Ira H. Leesfield and attorneys at Leesfield & Partners were instrumental in implementing the new Carbon Monoxide legislation to protect unsuspecting consumers and vacationers. Five months after a terrible ordeal which cost the life of 26-year-old Thomas Lueders due to carbon monoxide poisoning while vacationing at the Doubletree Grand Key Resort in Key West, Florida's Legislature adopted a bill requiring all new commercial construction with boiler rooms to have carbon monoxide (CO) detectors.
With this new legislation, Florida becomes the eighth (8th) State to mandate that commercial buildings be equipped with CO detectors. This was the first attempt at passing the new bill, but because of Lueders' death and the efforts of former Florida Justice Association (FJA) President Ira Leesfield, Senate Bill 1822 was adopted. Specifically, the bill requires any public lodging establishment with a boiler room in the same area as a sleeping room install one or more CO detectors. Construction permitted in 2008 must have a carbon monoxide alarm installed within 10 feet of each sleeping room.

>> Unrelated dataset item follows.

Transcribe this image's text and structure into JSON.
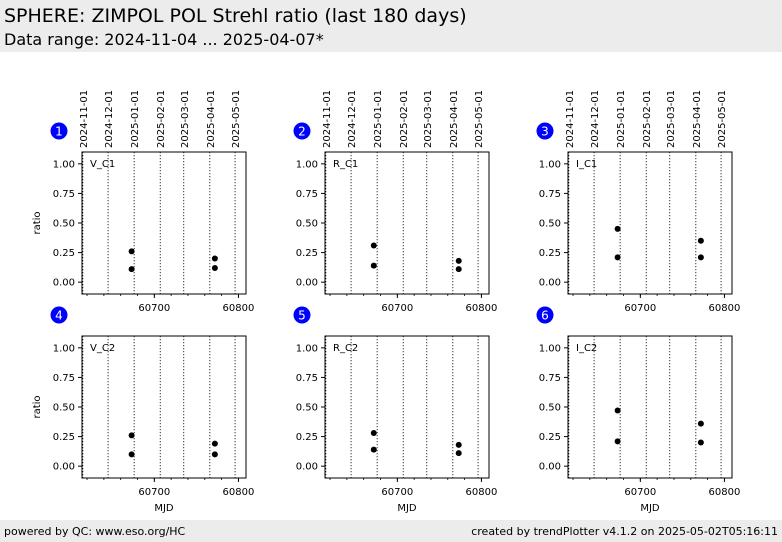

Ira H. Leesfield fought for this critical new legislation after he took the cases of 25 people who suffered CO poisoning while vacationing at the Doubletree Grand Key Resort just a week before Lueders' death. After speaking with his clients, he quickly realized that everyone wanted to stop future cases of CO poisoning. Five months later, this new law is now a reality.
This tragedy is not the first one of its kind that Leesfield & Partners has had to face across six decades of practice. Among the nation's leading trial lawyers, Ira H. Leesfield has successfully represented victims of toxic poisoning and gas leaks in hotels, motels and resorts for over thirty-five years. Because of the firm's office locations in Key West and South Beach, they are frequently presented with tragedies involving gas and toxic fume leaks in tropical settings. The firm has maintained its office in Key West's historic old town since 1986.
Attorneys with the firm took on a University when a visiting student spent the night in a college-owned off-campus house that was solely equipped with gas appliances, including a gas furnace. The next morning, our client was rushed to the hospital after she was found in bed completely lethargic and unresponsive. Her carboxyhemoglobin level reached 24.8% (normal range is 0-5%) which confirmed carbon monoxide poisoning. The Fire Department determined that the exhaust pipe for the gas furnace was not exhausting the carbon monoxide, and instead it led to a build up throughout the house. Leesfield & Partners attorneys discovered during this case that the university, to save a few bucks, had sent in-house employees to do maintenance work on the house days before the incident.
One of the most well known successes by the firm was the case of Barbee v. Old Island Fumigation Co., where an exterminator negligently allowed toxic fumes to seep into adjacent structures. The case became a landmark decision in Old Island Fumigation Co. v. Barbee, when Florida's Third District Court of Appeal upheld the firm's obtaining a summary judgment on behalf of the victims.
Leesfield & Partners has obtained numerous other verdicts and settlements of this type. In Schulz v. ABC Resorts, newlyweds were honeymooning at a resort. While they slept, gas from lines in their villa seeped into the building. When they turned on a light, the villa exploded. Both of these young people were horribly burned. The wife died days later. A multi-million dollar confidential settlement was obtained by the firm on behalf of the surviving victim.